Tech startups to vie for up to $50M in NYS grants

Farmingdale State College hosted a meeting this month to organize the annual funding competition for Long Island startups that are focused on biotechnology, health technology and medical devices. Credit: Howard Schnapp
The state has taken the first steps toward establishing an annual funding competition for Long Island startups that are focused on biotechnology, health technology and medical devices, Gov. Kathy Hochul announced.
About 70 industry experts met at Farmingdale State College on Aug. 17 to provide advice about the ground rules for the competition and what type of group should run it.
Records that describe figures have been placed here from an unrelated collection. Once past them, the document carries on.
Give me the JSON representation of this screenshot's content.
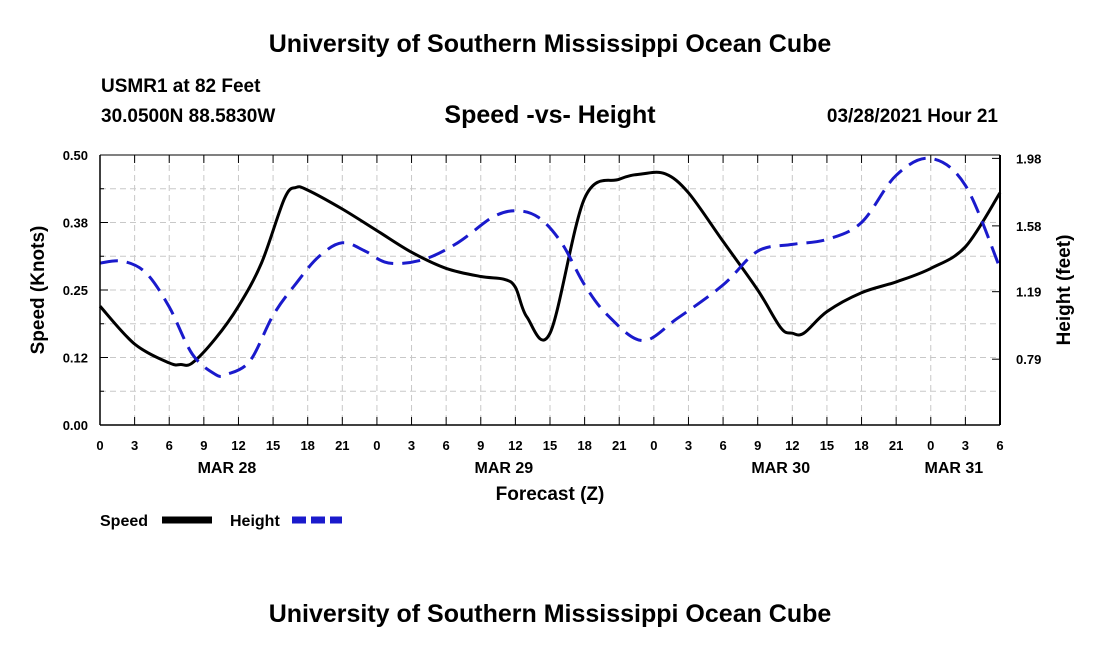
{
  "header": {
    "title_top": "University of Southern Mississippi Ocean Cube",
    "station": "USMR1 at 82 Feet",
    "coords": "30.0500N  88.5830W",
    "chart_title": "Speed -vs- Height",
    "datetime": "03/28/2021 Hour 21"
  },
  "footer": {
    "title_bottom": "University of Southern Mississippi Ocean Cube"
  },
  "colors": {
    "speed": "#000000",
    "height": "#1a1acc",
    "grid": "#c8c8c8"
  },
  "chart_data": {
    "type": "line",
    "title": "Speed -vs- Height",
    "xlabel": "Forecast (Z)",
    "ylabel_left": "Speed (Knots)",
    "ylabel_right": "Height (feet)",
    "x_range_hours": [
      0,
      78
    ],
    "x_ticks": [
      {
        "h": 0,
        "label": "0"
      },
      {
        "h": 3,
        "label": "3"
      },
      {
        "h": 6,
        "label": "6"
      },
      {
        "h": 9,
        "label": "9"
      },
      {
        "h": 12,
        "label": "12"
      },
      {
        "h": 15,
        "label": "15"
      },
      {
        "h": 18,
        "label": "18"
      },
      {
        "h": 21,
        "label": "21"
      },
      {
        "h": 24,
        "label": "0"
      },
      {
        "h": 27,
        "label": "3"
      },
      {
        "h": 30,
        "label": "6"
      },
      {
        "h": 33,
        "label": "9"
      },
      {
        "h": 36,
        "label": "12"
      },
      {
        "h": 39,
        "label": "15"
      },
      {
        "h": 42,
        "label": "18"
      },
      {
        "h": 45,
        "label": "21"
      },
      {
        "h": 48,
        "label": "0"
      },
      {
        "h": 51,
        "label": "3"
      },
      {
        "h": 54,
        "label": "6"
      },
      {
        "h": 57,
        "label": "9"
      },
      {
        "h": 60,
        "label": "12"
      },
      {
        "h": 63,
        "label": "15"
      },
      {
        "h": 66,
        "label": "18"
      },
      {
        "h": 69,
        "label": "21"
      },
      {
        "h": 72,
        "label": "0"
      },
      {
        "h": 75,
        "label": "3"
      },
      {
        "h": 78,
        "label": "6"
      }
    ],
    "date_labels": [
      {
        "h": 11,
        "label": "MAR 28"
      },
      {
        "h": 35,
        "label": "MAR 29"
      },
      {
        "h": 59,
        "label": "MAR 30"
      },
      {
        "h": 74,
        "label": "MAR 31"
      }
    ],
    "y_left_range": [
      0,
      0.5
    ],
    "y_left_ticks": [
      {
        "v": 0.0,
        "label": "0.00"
      },
      {
        "v": 0.125,
        "label": "0.12"
      },
      {
        "v": 0.25,
        "label": "0.25"
      },
      {
        "v": 0.375,
        "label": "0.38"
      },
      {
        "v": 0.5,
        "label": "0.50"
      }
    ],
    "y_right_range": [
      0.4,
      2.0
    ],
    "y_right_ticks": [
      {
        "v": 0.79,
        "label": "0.79"
      },
      {
        "v": 1.19,
        "label": "1.19"
      },
      {
        "v": 1.58,
        "label": "1.58"
      },
      {
        "v": 1.98,
        "label": "1.98"
      }
    ],
    "series": [
      {
        "name": "Speed",
        "axis": "left",
        "x": [
          0,
          3,
          6,
          7,
          8,
          10,
          12,
          14,
          16,
          17,
          18,
          21,
          24,
          27,
          30,
          33,
          35,
          36,
          37,
          39,
          42,
          45,
          47,
          49,
          51,
          54,
          57,
          59,
          60,
          61,
          63,
          66,
          69,
          72,
          75,
          78
        ],
        "y": [
          0.22,
          0.15,
          0.115,
          0.112,
          0.115,
          0.16,
          0.22,
          0.3,
          0.42,
          0.44,
          0.435,
          0.4,
          0.36,
          0.32,
          0.29,
          0.275,
          0.27,
          0.255,
          0.2,
          0.17,
          0.42,
          0.455,
          0.465,
          0.465,
          0.43,
          0.34,
          0.25,
          0.18,
          0.17,
          0.17,
          0.21,
          0.245,
          0.265,
          0.29,
          0.33,
          0.43
        ]
      },
      {
        "name": "Height",
        "axis": "right",
        "x": [
          0,
          2,
          4,
          6,
          8,
          10,
          11,
          13,
          15,
          17,
          19,
          21,
          23,
          25,
          28,
          31,
          34,
          36,
          38,
          40,
          42,
          44,
          47,
          50,
          54,
          57,
          60,
          63,
          66,
          69,
          72,
          75,
          78
        ],
        "y": [
          1.36,
          1.37,
          1.3,
          1.1,
          0.82,
          0.7,
          0.7,
          0.78,
          1.05,
          1.24,
          1.4,
          1.48,
          1.43,
          1.36,
          1.38,
          1.48,
          1.63,
          1.67,
          1.63,
          1.48,
          1.23,
          1.05,
          0.9,
          1.03,
          1.23,
          1.43,
          1.47,
          1.5,
          1.6,
          1.88,
          1.98,
          1.82,
          1.33
        ]
      }
    ],
    "legend": [
      {
        "name": "Speed",
        "style": "solid"
      },
      {
        "name": "Height",
        "style": "dashed"
      }
    ]
  }
}
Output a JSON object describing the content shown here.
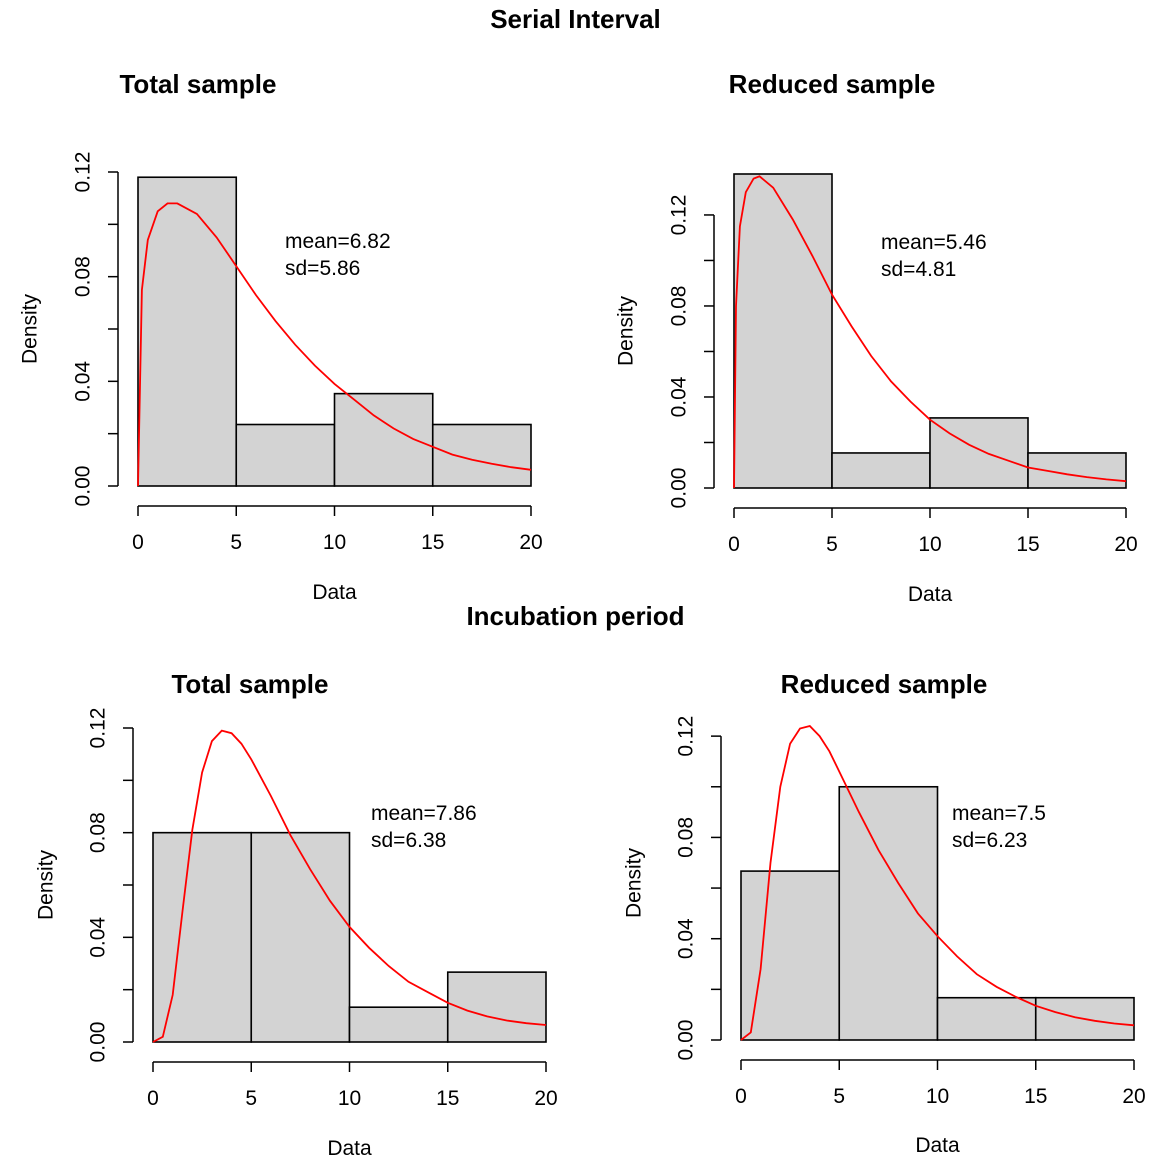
{
  "figure": {
    "section_titles": [
      "Serial Interval",
      "Incubation period"
    ]
  },
  "colors": {
    "bar_fill": "#d3d3d3",
    "bar_stroke": "#000000",
    "curve": "#ff0000"
  },
  "chart_data": [
    {
      "type": "bar",
      "section": "Serial Interval",
      "title": "Total sample",
      "xlabel": "Data",
      "ylabel": "Density",
      "xlim": [
        0,
        20
      ],
      "ylim": [
        0,
        0.12
      ],
      "xticks": [
        0,
        5,
        10,
        15,
        20
      ],
      "xtick_labels": [
        "0",
        "5",
        "10",
        "15",
        "20"
      ],
      "yticks": [
        0,
        0.04,
        0.08,
        0.12
      ],
      "ytick_labels": [
        "0.00",
        "0.04",
        "0.08",
        "0.12"
      ],
      "bins": [
        [
          0,
          5
        ],
        [
          5,
          10
        ],
        [
          10,
          15
        ],
        [
          15,
          20
        ]
      ],
      "values": [
        0.118,
        0.0235,
        0.0353,
        0.0235
      ],
      "curve": {
        "x": [
          0,
          0.2,
          0.5,
          1,
          1.5,
          2,
          3,
          4,
          5,
          6,
          7,
          8,
          9,
          10,
          11,
          12,
          13,
          14,
          15,
          16,
          17,
          18,
          19,
          20
        ],
        "y": [
          0,
          0.075,
          0.094,
          0.105,
          0.108,
          0.108,
          0.104,
          0.095,
          0.084,
          0.073,
          0.063,
          0.054,
          0.046,
          0.039,
          0.033,
          0.027,
          0.022,
          0.018,
          0.015,
          0.012,
          0.01,
          0.0085,
          0.0072,
          0.0062
        ]
      },
      "annotation": [
        "mean=6.82",
        "sd=5.86"
      ]
    },
    {
      "type": "bar",
      "section": "Serial Interval",
      "title": "Reduced sample",
      "xlabel": "Data",
      "ylabel": "Density",
      "xlim": [
        0,
        20
      ],
      "ylim": [
        0,
        0.138
      ],
      "xticks": [
        0,
        5,
        10,
        15,
        20
      ],
      "xtick_labels": [
        "0",
        "5",
        "10",
        "15",
        "20"
      ],
      "yticks": [
        0,
        0.04,
        0.08,
        0.12
      ],
      "ytick_labels": [
        "0.00",
        "0.04",
        "0.08",
        "0.12"
      ],
      "bins": [
        [
          0,
          5
        ],
        [
          5,
          10
        ],
        [
          10,
          15
        ],
        [
          15,
          20
        ]
      ],
      "values": [
        0.138,
        0.0154,
        0.0308,
        0.0154
      ],
      "curve": {
        "x": [
          0,
          0.1,
          0.3,
          0.6,
          1,
          1.3,
          2,
          3,
          4,
          5,
          6,
          7,
          8,
          9,
          10,
          11,
          12,
          13,
          14,
          15,
          16,
          17,
          18,
          19,
          20
        ],
        "y": [
          0,
          0.08,
          0.115,
          0.13,
          0.136,
          0.137,
          0.132,
          0.118,
          0.102,
          0.085,
          0.071,
          0.058,
          0.047,
          0.038,
          0.03,
          0.024,
          0.019,
          0.015,
          0.012,
          0.009,
          0.0075,
          0.006,
          0.0048,
          0.0038,
          0.003
        ]
      },
      "annotation": [
        "mean=5.46",
        "sd=4.81"
      ]
    },
    {
      "type": "bar",
      "section": "Incubation period",
      "title": "Total sample",
      "xlabel": "Data",
      "ylabel": "Density",
      "xlim": [
        0,
        20
      ],
      "ylim": [
        0,
        0.12
      ],
      "xticks": [
        0,
        5,
        10,
        15,
        20
      ],
      "xtick_labels": [
        "0",
        "5",
        "10",
        "15",
        "20"
      ],
      "yticks": [
        0,
        0.04,
        0.08,
        0.12
      ],
      "ytick_labels": [
        "0.00",
        "0.04",
        "0.08",
        "0.12"
      ],
      "bins": [
        [
          0,
          5
        ],
        [
          5,
          10
        ],
        [
          10,
          15
        ],
        [
          15,
          20
        ]
      ],
      "values": [
        0.08,
        0.08,
        0.0133,
        0.0267
      ],
      "curve": {
        "x": [
          0,
          0.5,
          1,
          1.5,
          2,
          2.5,
          3,
          3.5,
          4,
          4.5,
          5,
          6,
          7,
          8,
          9,
          10,
          11,
          12,
          13,
          14,
          15,
          16,
          17,
          18,
          19,
          20
        ],
        "y": [
          0,
          0.002,
          0.018,
          0.05,
          0.081,
          0.103,
          0.115,
          0.119,
          0.118,
          0.114,
          0.108,
          0.094,
          0.079,
          0.066,
          0.054,
          0.044,
          0.036,
          0.029,
          0.023,
          0.019,
          0.015,
          0.012,
          0.0098,
          0.0082,
          0.0072,
          0.0065
        ]
      },
      "annotation": [
        "mean=7.86",
        "sd=6.38"
      ]
    },
    {
      "type": "bar",
      "section": "Incubation period",
      "title": "Reduced sample",
      "xlabel": "Data",
      "ylabel": "Density",
      "xlim": [
        0,
        20
      ],
      "ylim": [
        0,
        0.124
      ],
      "xticks": [
        0,
        5,
        10,
        15,
        20
      ],
      "xtick_labels": [
        "0",
        "5",
        "10",
        "15",
        "20"
      ],
      "yticks": [
        0,
        0.04,
        0.08,
        0.12
      ],
      "ytick_labels": [
        "0.00",
        "0.04",
        "0.08",
        "0.12"
      ],
      "bins": [
        [
          0,
          5
        ],
        [
          5,
          10
        ],
        [
          10,
          15
        ],
        [
          15,
          20
        ]
      ],
      "values": [
        0.0667,
        0.1,
        0.0167,
        0.0167
      ],
      "curve": {
        "x": [
          0,
          0.5,
          1,
          1.5,
          2,
          2.5,
          3,
          3.5,
          4,
          4.5,
          5,
          6,
          7,
          8,
          9,
          10,
          11,
          12,
          13,
          14,
          15,
          16,
          17,
          18,
          19,
          20
        ],
        "y": [
          0,
          0.003,
          0.028,
          0.07,
          0.1,
          0.117,
          0.123,
          0.124,
          0.12,
          0.114,
          0.106,
          0.09,
          0.075,
          0.062,
          0.05,
          0.041,
          0.033,
          0.026,
          0.021,
          0.017,
          0.0135,
          0.011,
          0.009,
          0.0076,
          0.0065,
          0.0058
        ]
      },
      "annotation": [
        "mean=7.5",
        "sd=6.23"
      ]
    }
  ]
}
The meeting was organized by Empire State Development, the state’s primary business aid agency, ESD spokeswoman Emily Mijatovic told Newsday.
The experts’ suggestions will be used by ESD to write the request for proposals that will help identify a potential organizer of the startups contest. “The RFP is expected to be announced before the year’s end,” Mijatovic said.
Up to $50 million in grants are to be awarded over five years. “Details of the first regional competition are not yet finalized,” she said Monday.
The initiative also includes mentoring from Brookhaven National Laboratory, Cold Spring Harbor Laboratory, Stony Brook University and other local institutions for startup executives.
Similar annual competitions are held in Buffalo and for the agricultural industry upstate.
Tom Mariner, executive director of LIBio, a 2-year-old trade association, said Tuesday that the local contest will help startup officials to refine their presentations to investors and to encourage venture capitalists from New York City, Boston and elsewhere to invest on Long Island.
“The whole reason for this competition is to get VCs attracted to our region,” said Mariner, who participated in the Aug. 17 meeting of experts. “We need strong private VC folks here, it’s our biggest weakness.”
In addition, ESD chairman Kevin Law said the startups competition “will attract and grow life sciences organizations — adding to an already impressive roster rooted on Long Island — and will be key to elevating the region’s commercial life-science ecosystem.”
Law touted the economic potential of biotechnology by establishing a precursor of LIBio in 2016 when he served as president and CEO of the Long Island Association business group.
The startups competition is one of three components of the new Long Island Investment Fund, or LIIF, which was established in the 2022-23 state budget with a total of $350 million in funding.
Besides the competition, the LIIF will invest $250 million in major construction projects and $50 million in skills training for workers.